Clement was trying to deal with schisms in the Church. He directly referred to Paul’s advice of 1 Corinthians 3, and reiterated the text of Ephesians 4:4-6.

In Chapter 2, Clement wrote, “a full outpouring of the Holy Spirit was upon you all.” In Chapter 46 he said, “Have we not [all] one God and one Christ? Is there not one spirit of grace poured out upon us?”

Here, he repeated three of Paul’s “ones” in Ephesians 4:4-6, “there is one body, and one spirit…one hope…one Lord, one faith, one baptism, one God and Father of all..”

In Chapter 58, he repeated five of Paul’s “ones,”

“lives indeed the God, and lives the Lord Jesus Christ, and the spirit of the holy, and the faith and hope of the elect.”

ζη γαρ ο θεος και ζη ο κυριος Ιησους Χριστος και το πνευμα το αγιον, η τε πιστις και η ελπις των εκλεκτων

Ironically, Trinitarians believe this passage supports the Trinity, interpolating η τε . . . as “who are the faith and hope of the elect.” They reject the conclusion of Paul’s message, there is “one God and Father of all.” But we can compare η τε . . .  in this passage to the Greek text of John 6:18, ἥ τε θάλασσα, “and the sea..”

A Comparison of Theologies

With the understanding of Christ and the Spirit of God, we are now able to compare the main theologies of Christ.

Essentially, there are four or five main theologies, and each of them differs on how they see the relationship of the Father, Son, and Holy Spirit.

Apostolic Theology

The Spirit of ELOHIM in the Old Testament was Christ’s Spirit, the firstborn of creation, sent out of the Father in the beginning of creation. He was, and is, the image of the invisible God, who was manifest in the flesh. As “the Word,” He spoke the words of the Father, and was sent by the Father. The Spirit of truth that proceeded from the Father on the Day of Pentecost is the Spirit of God. It speaks the words of Christ, bringing comfort to the believers and distributing spiritual gifts as it wills.

Modalism

Because the Spirit of ELOHIM in the Old Testament and the Spirit of Truth are both called “the Spirit of God,” then these two Spirits are the same.

The Trinity

Both Christ and the Spirit of truth existed eternally with the Father and are equal to the Father. At times, they choose to submit to the Father because they play different roles in salvation. This is called the “economy” of the Trinity.

So-called “Unitarian” and So-called “Binitarian”

Unitarians believe Christ was a man chosen by God to carry out His mission. He did not pre-exist. Any Spirit of God mentioned in the Bible is only a “force” or “power” of God.

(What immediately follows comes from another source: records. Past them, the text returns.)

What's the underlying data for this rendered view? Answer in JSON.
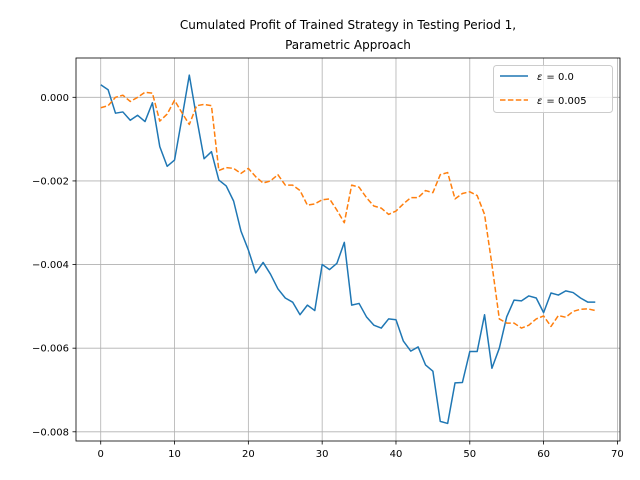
{
  "chart_data": {
    "type": "line",
    "title_line1": "Cumulated Profit of Trained Strategy in Testing Period 1,",
    "title_line2": "Parametric Approach",
    "xlabel": "",
    "ylabel": "",
    "xlim": [
      -3.35,
      70.35
    ],
    "ylim": [
      -0.00822,
      0.00094
    ],
    "xticks": [
      0,
      10,
      20,
      30,
      40,
      50,
      60,
      70
    ],
    "yticks": [
      -0.008,
      -0.006,
      -0.004,
      -0.002,
      0.0
    ],
    "ytick_labels": [
      "−0.008",
      "−0.006",
      "−0.004",
      "−0.002",
      "0.000"
    ],
    "grid": true,
    "legend_position": "top-right",
    "series": [
      {
        "name": "ε = 0.0",
        "legend_symbol": "ε",
        "legend_value": "= 0.0",
        "color": "#1f77b4",
        "dash": "solid",
        "values": [
          0.0003,
          0.00018,
          -0.00038,
          -0.00035,
          -0.00055,
          -0.00043,
          -0.00058,
          -0.00013,
          -0.00118,
          -0.00165,
          -0.0015,
          -0.0005,
          0.00053,
          -0.0005,
          -0.00147,
          -0.0013,
          -0.00198,
          -0.00212,
          -0.00248,
          -0.0032,
          -0.00365,
          -0.0042,
          -0.00395,
          -0.00423,
          -0.00458,
          -0.0048,
          -0.0049,
          -0.0052,
          -0.00497,
          -0.0051,
          -0.004,
          -0.00412,
          -0.00397,
          -0.00347,
          -0.00497,
          -0.00493,
          -0.00525,
          -0.00545,
          -0.00552,
          -0.0053,
          -0.00532,
          -0.00583,
          -0.00607,
          -0.00597,
          -0.0064,
          -0.00655,
          -0.00775,
          -0.0078,
          -0.00683,
          -0.00682,
          -0.00608,
          -0.00608,
          -0.0052,
          -0.00648,
          -0.006,
          -0.00525,
          -0.00485,
          -0.00487,
          -0.00475,
          -0.0048,
          -0.00515,
          -0.00468,
          -0.00473,
          -0.00463,
          -0.00467,
          -0.0048,
          -0.0049,
          -0.0049
        ]
      },
      {
        "name": "ε = 0.005",
        "legend_symbol": "ε",
        "legend_value": "= 0.005",
        "color": "#ff7f0e",
        "dash": "dashed",
        "values": [
          -0.00025,
          -0.0002,
          0.0,
          5e-05,
          -0.0001,
          0.0,
          0.00012,
          0.0001,
          -0.00057,
          -0.0004,
          -7e-05,
          -0.00037,
          -0.00065,
          -0.0002,
          -0.00017,
          -0.0002,
          -0.00175,
          -0.00168,
          -0.0017,
          -0.00182,
          -0.0017,
          -0.0019,
          -0.00205,
          -0.002,
          -0.00185,
          -0.0021,
          -0.0021,
          -0.00223,
          -0.00258,
          -0.00255,
          -0.00245,
          -0.00243,
          -0.0027,
          -0.003,
          -0.0021,
          -0.00215,
          -0.0024,
          -0.0026,
          -0.00265,
          -0.0028,
          -0.00272,
          -0.00255,
          -0.0024,
          -0.0024,
          -0.00223,
          -0.00228,
          -0.00185,
          -0.0018,
          -0.00243,
          -0.0023,
          -0.00226,
          -0.00235,
          -0.0028,
          -0.004,
          -0.0053,
          -0.0054,
          -0.0054,
          -0.00552,
          -0.00545,
          -0.0053,
          -0.00523,
          -0.00548,
          -0.00522,
          -0.00526,
          -0.00512,
          -0.00507,
          -0.00506,
          -0.0051
        ]
      }
    ]
  }
}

Many so-called “Binatarians” believe that Christ pre-existed but the Holy Spirit is only a power or the Spirit of God. However, some, who are labelled as “Binitarians” by Trinitarians, do not actually believe in the idea of one God in two distinct persons. Rather, they believe in the plurality that is evidenced by the word “ELOHIM” and they believe Christ was only the speaker for the invisible God, who is the one true God.

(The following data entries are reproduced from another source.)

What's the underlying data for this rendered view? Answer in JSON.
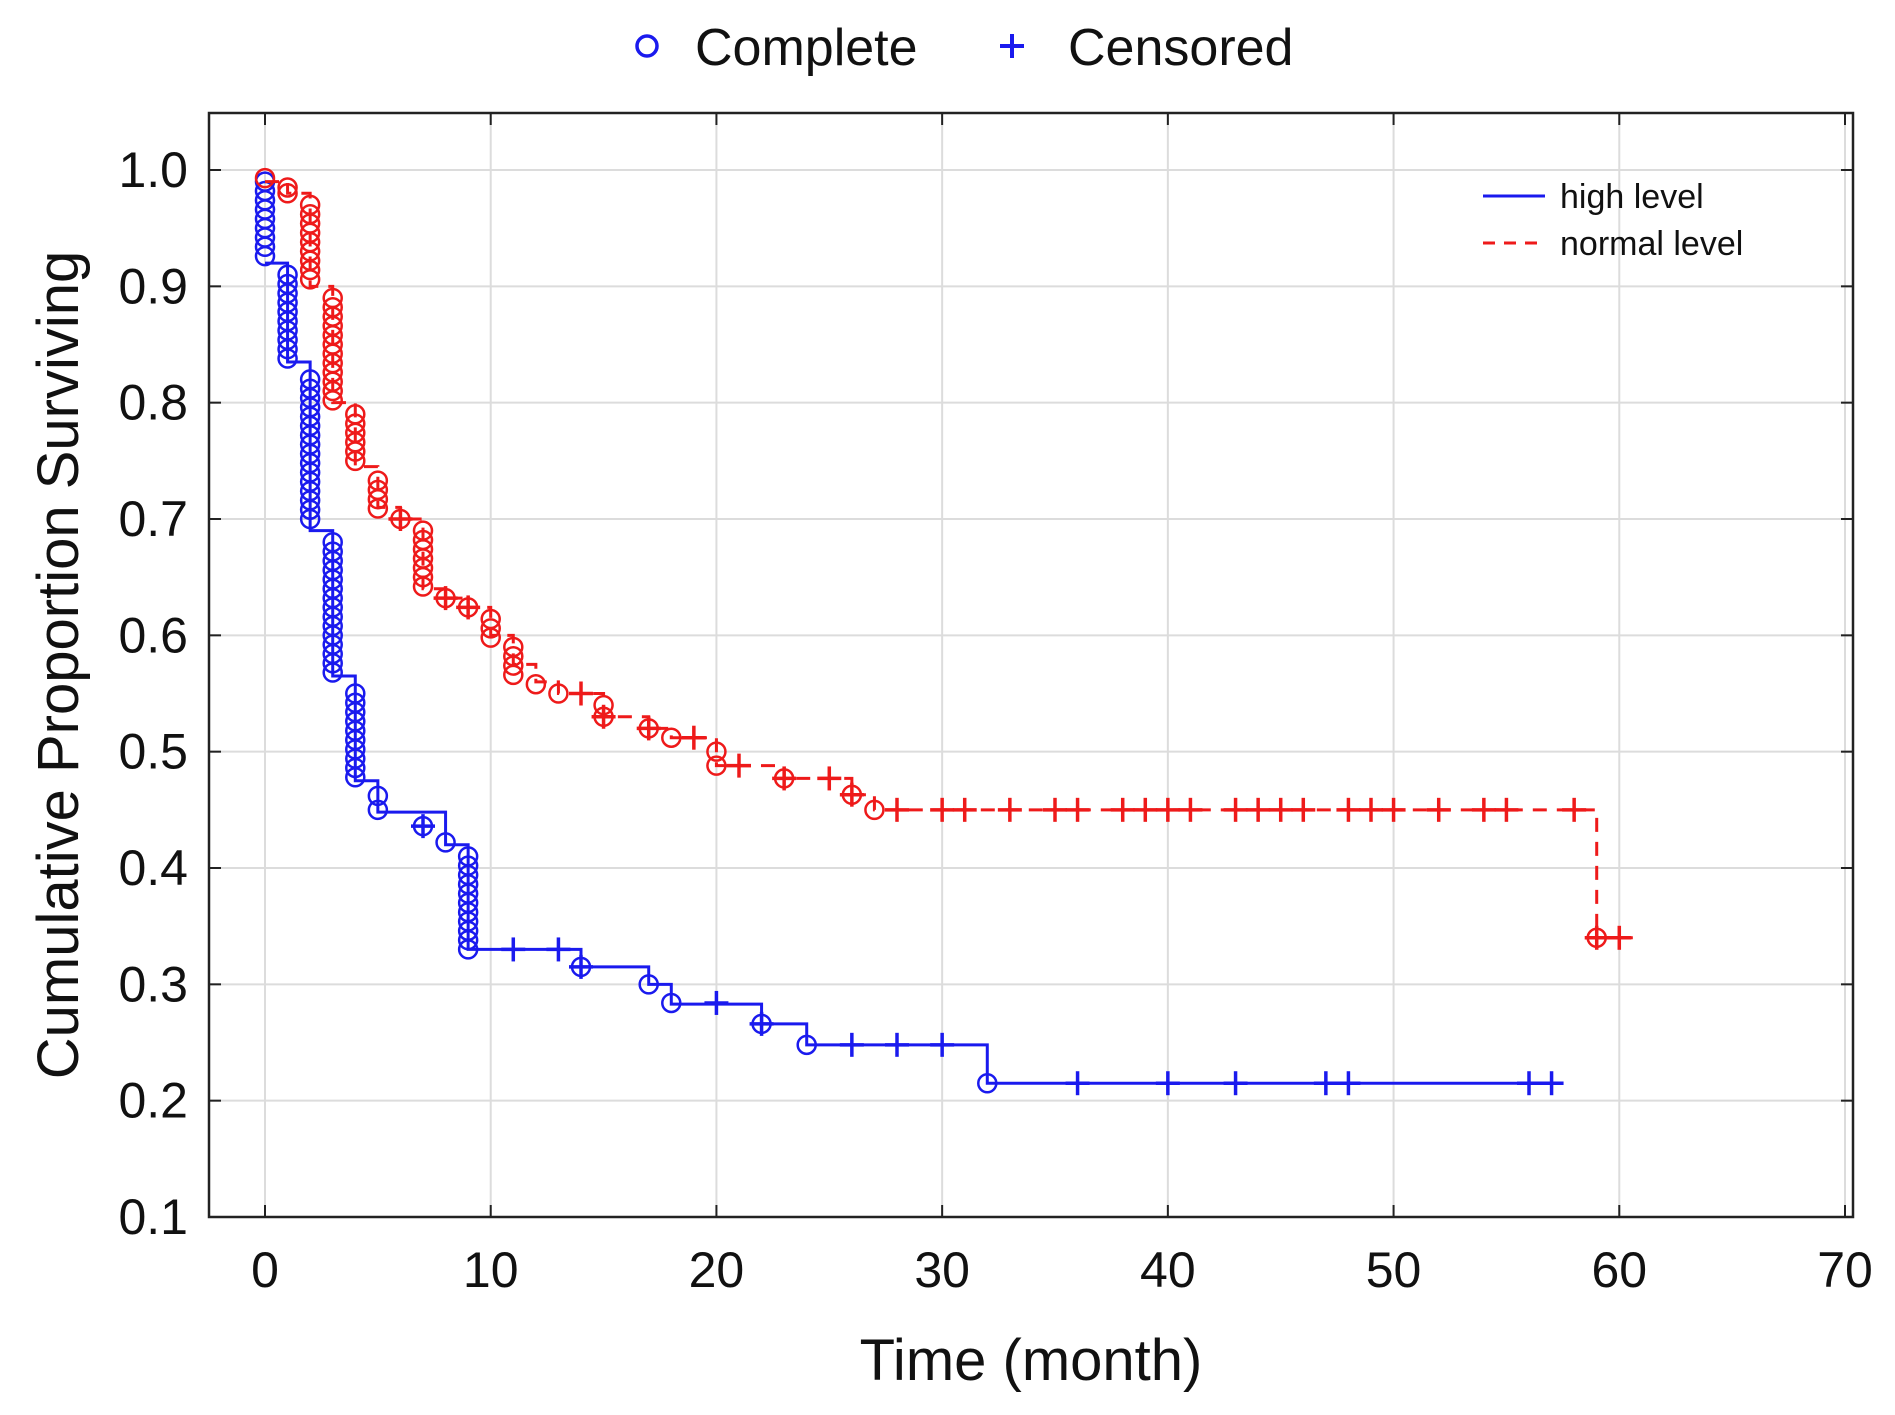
{
  "chart_data": {
    "type": "line",
    "subtype": "kaplan-meier step",
    "xlabel": "Time (month)",
    "ylabel": "Cumulative Proportion Surviving",
    "xlim": [
      0,
      70
    ],
    "ylim": [
      0.1,
      1.0
    ],
    "x_ticks": [
      0,
      10,
      20,
      30,
      40,
      50,
      60,
      70
    ],
    "x_tick_labels": [
      "0",
      "10",
      "20",
      "30",
      "40",
      "50",
      "60",
      "70"
    ],
    "y_ticks": [
      0.1,
      0.2,
      0.3,
      0.4,
      0.5,
      0.6,
      0.7,
      0.8,
      0.9,
      1.0
    ],
    "y_tick_labels": [
      "0.1",
      "0.2",
      "0.3",
      "0.4",
      "0.5",
      "0.6",
      "0.7",
      "0.8",
      "0.9",
      "1.0"
    ],
    "grid": true,
    "marker_legend": {
      "placement": "top-center",
      "complete_symbol": "○",
      "complete_label": "Complete",
      "censored_symbol": "+",
      "censored_label": "Censored",
      "color": "#1a1aee"
    },
    "series_legend_placement": "top-right",
    "series": [
      {
        "name": "high level",
        "color": "#1a1aee",
        "dash": "solid",
        "end_x": 57.3,
        "steps": [
          [
            0,
            0.92
          ],
          [
            1,
            0.835
          ],
          [
            2,
            0.69
          ],
          [
            3,
            0.565
          ],
          [
            4,
            0.475
          ],
          [
            5,
            0.448
          ],
          [
            8,
            0.42
          ],
          [
            9,
            0.33
          ],
          [
            14,
            0.315
          ],
          [
            17,
            0.3
          ],
          [
            18,
            0.283
          ],
          [
            22,
            0.266
          ],
          [
            24,
            0.248
          ],
          [
            32,
            0.215
          ]
        ],
        "complete": [
          [
            0,
            0.99
          ],
          [
            0,
            0.982
          ],
          [
            0,
            0.974
          ],
          [
            0,
            0.966
          ],
          [
            0,
            0.958
          ],
          [
            0,
            0.95
          ],
          [
            0,
            0.942
          ],
          [
            0,
            0.934
          ],
          [
            0,
            0.926
          ],
          [
            1,
            0.91
          ],
          [
            1,
            0.902
          ],
          [
            1,
            0.894
          ],
          [
            1,
            0.886
          ],
          [
            1,
            0.878
          ],
          [
            1,
            0.87
          ],
          [
            1,
            0.862
          ],
          [
            1,
            0.854
          ],
          [
            1,
            0.846
          ],
          [
            1,
            0.838
          ],
          [
            2,
            0.82
          ],
          [
            2,
            0.812
          ],
          [
            2,
            0.804
          ],
          [
            2,
            0.796
          ],
          [
            2,
            0.788
          ],
          [
            2,
            0.78
          ],
          [
            2,
            0.772
          ],
          [
            2,
            0.764
          ],
          [
            2,
            0.756
          ],
          [
            2,
            0.748
          ],
          [
            2,
            0.74
          ],
          [
            2,
            0.732
          ],
          [
            2,
            0.724
          ],
          [
            2,
            0.716
          ],
          [
            2,
            0.708
          ],
          [
            2,
            0.7
          ],
          [
            3,
            0.68
          ],
          [
            3,
            0.672
          ],
          [
            3,
            0.664
          ],
          [
            3,
            0.656
          ],
          [
            3,
            0.648
          ],
          [
            3,
            0.64
          ],
          [
            3,
            0.632
          ],
          [
            3,
            0.624
          ],
          [
            3,
            0.616
          ],
          [
            3,
            0.608
          ],
          [
            3,
            0.6
          ],
          [
            3,
            0.592
          ],
          [
            3,
            0.584
          ],
          [
            3,
            0.576
          ],
          [
            3,
            0.568
          ],
          [
            4,
            0.55
          ],
          [
            4,
            0.542
          ],
          [
            4,
            0.534
          ],
          [
            4,
            0.526
          ],
          [
            4,
            0.518
          ],
          [
            4,
            0.51
          ],
          [
            4,
            0.502
          ],
          [
            4,
            0.494
          ],
          [
            4,
            0.486
          ],
          [
            4,
            0.478
          ],
          [
            5,
            0.462
          ],
          [
            5,
            0.45
          ],
          [
            7,
            0.436
          ],
          [
            8,
            0.422
          ],
          [
            9,
            0.41
          ],
          [
            9,
            0.402
          ],
          [
            9,
            0.394
          ],
          [
            9,
            0.386
          ],
          [
            9,
            0.378
          ],
          [
            9,
            0.37
          ],
          [
            9,
            0.362
          ],
          [
            9,
            0.354
          ],
          [
            9,
            0.346
          ],
          [
            9,
            0.338
          ],
          [
            9,
            0.33
          ],
          [
            14,
            0.315
          ],
          [
            17,
            0.3
          ],
          [
            18,
            0.284
          ],
          [
            22,
            0.266
          ],
          [
            24,
            0.248
          ],
          [
            32,
            0.215
          ]
        ],
        "censored": [
          [
            7,
            0.436
          ],
          [
            11,
            0.33
          ],
          [
            13,
            0.33
          ],
          [
            14,
            0.315
          ],
          [
            20,
            0.284
          ],
          [
            22,
            0.266
          ],
          [
            26,
            0.248
          ],
          [
            28,
            0.248
          ],
          [
            30,
            0.248
          ],
          [
            36,
            0.215
          ],
          [
            40,
            0.215
          ],
          [
            43,
            0.215
          ],
          [
            47,
            0.215
          ],
          [
            48,
            0.215
          ],
          [
            56,
            0.215
          ],
          [
            57,
            0.215
          ]
        ]
      },
      {
        "name": "normal level",
        "color": "#ee1a1a",
        "dash": "dashed",
        "end_x": 60.6,
        "steps": [
          [
            0,
            0.99
          ],
          [
            1,
            0.98
          ],
          [
            2,
            0.9
          ],
          [
            3,
            0.8
          ],
          [
            4,
            0.745
          ],
          [
            5,
            0.71
          ],
          [
            6,
            0.7
          ],
          [
            7,
            0.64
          ],
          [
            8,
            0.632
          ],
          [
            9,
            0.624
          ],
          [
            10,
            0.6
          ],
          [
            11,
            0.575
          ],
          [
            12,
            0.56
          ],
          [
            13,
            0.55
          ],
          [
            15,
            0.53
          ],
          [
            17,
            0.52
          ],
          [
            18,
            0.512
          ],
          [
            20,
            0.488
          ],
          [
            23,
            0.477
          ],
          [
            26,
            0.463
          ],
          [
            27,
            0.45
          ],
          [
            59,
            0.34
          ]
        ],
        "complete": [
          [
            0,
            0.993
          ],
          [
            1,
            0.985
          ],
          [
            1,
            0.98
          ],
          [
            2,
            0.97
          ],
          [
            2,
            0.962
          ],
          [
            2,
            0.954
          ],
          [
            2,
            0.946
          ],
          [
            2,
            0.938
          ],
          [
            2,
            0.93
          ],
          [
            2,
            0.922
          ],
          [
            2,
            0.914
          ],
          [
            2,
            0.906
          ],
          [
            3,
            0.89
          ],
          [
            3,
            0.882
          ],
          [
            3,
            0.874
          ],
          [
            3,
            0.866
          ],
          [
            3,
            0.858
          ],
          [
            3,
            0.85
          ],
          [
            3,
            0.842
          ],
          [
            3,
            0.834
          ],
          [
            3,
            0.826
          ],
          [
            3,
            0.818
          ],
          [
            3,
            0.81
          ],
          [
            3,
            0.802
          ],
          [
            4,
            0.79
          ],
          [
            4,
            0.782
          ],
          [
            4,
            0.774
          ],
          [
            4,
            0.766
          ],
          [
            4,
            0.758
          ],
          [
            4,
            0.75
          ],
          [
            5,
            0.733
          ],
          [
            5,
            0.725
          ],
          [
            5,
            0.717
          ],
          [
            5,
            0.709
          ],
          [
            6,
            0.7
          ],
          [
            7,
            0.69
          ],
          [
            7,
            0.682
          ],
          [
            7,
            0.674
          ],
          [
            7,
            0.666
          ],
          [
            7,
            0.658
          ],
          [
            7,
            0.65
          ],
          [
            7,
            0.642
          ],
          [
            8,
            0.632
          ],
          [
            9,
            0.624
          ],
          [
            10,
            0.614
          ],
          [
            10,
            0.606
          ],
          [
            10,
            0.598
          ],
          [
            11,
            0.59
          ],
          [
            11,
            0.582
          ],
          [
            11,
            0.574
          ],
          [
            11,
            0.566
          ],
          [
            12,
            0.558
          ],
          [
            13,
            0.55
          ],
          [
            15,
            0.54
          ],
          [
            15,
            0.53
          ],
          [
            17,
            0.52
          ],
          [
            18,
            0.512
          ],
          [
            20,
            0.5
          ],
          [
            20,
            0.488
          ],
          [
            23,
            0.477
          ],
          [
            26,
            0.463
          ],
          [
            27,
            0.45
          ],
          [
            59,
            0.34
          ]
        ],
        "censored": [
          [
            6,
            0.7
          ],
          [
            8,
            0.632
          ],
          [
            9,
            0.624
          ],
          [
            14,
            0.55
          ],
          [
            15,
            0.53
          ],
          [
            17,
            0.52
          ],
          [
            19,
            0.512
          ],
          [
            21,
            0.488
          ],
          [
            23,
            0.477
          ],
          [
            25,
            0.477
          ],
          [
            26,
            0.463
          ],
          [
            28,
            0.45
          ],
          [
            30,
            0.45
          ],
          [
            31,
            0.45
          ],
          [
            33,
            0.45
          ],
          [
            35,
            0.45
          ],
          [
            36,
            0.45
          ],
          [
            38,
            0.45
          ],
          [
            39,
            0.45
          ],
          [
            40,
            0.45
          ],
          [
            41,
            0.45
          ],
          [
            43,
            0.45
          ],
          [
            44,
            0.45
          ],
          [
            45,
            0.45
          ],
          [
            46,
            0.45
          ],
          [
            48,
            0.45
          ],
          [
            49,
            0.45
          ],
          [
            50,
            0.45
          ],
          [
            52,
            0.45
          ],
          [
            54,
            0.45
          ],
          [
            55,
            0.45
          ],
          [
            58,
            0.45
          ],
          [
            59,
            0.34
          ],
          [
            60,
            0.34
          ]
        ]
      }
    ]
  }
}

  1. First Apology, Chapter 13
  2. See Wallace, “Greek Grammar the Personality of the Holy Spirit;” and “Prooftexting the personality of the Holy Spirit: an analysis of the masculine demonstrative pronouns in John 14:26, 15:26 and 16:13–14 by Andrew David Naselli and Philip R. Gons.
  3. Verses presented from the Concordant Literal Version (CV) are presented with the permission of the Concordant Publishing Concern.
  4. The Targum of Jonathan Ben Uzziel calls the Spirit of YHVH here “the Holy Spirit.”
  5. Ibid. We’ve changed the word order to agree with the Greek.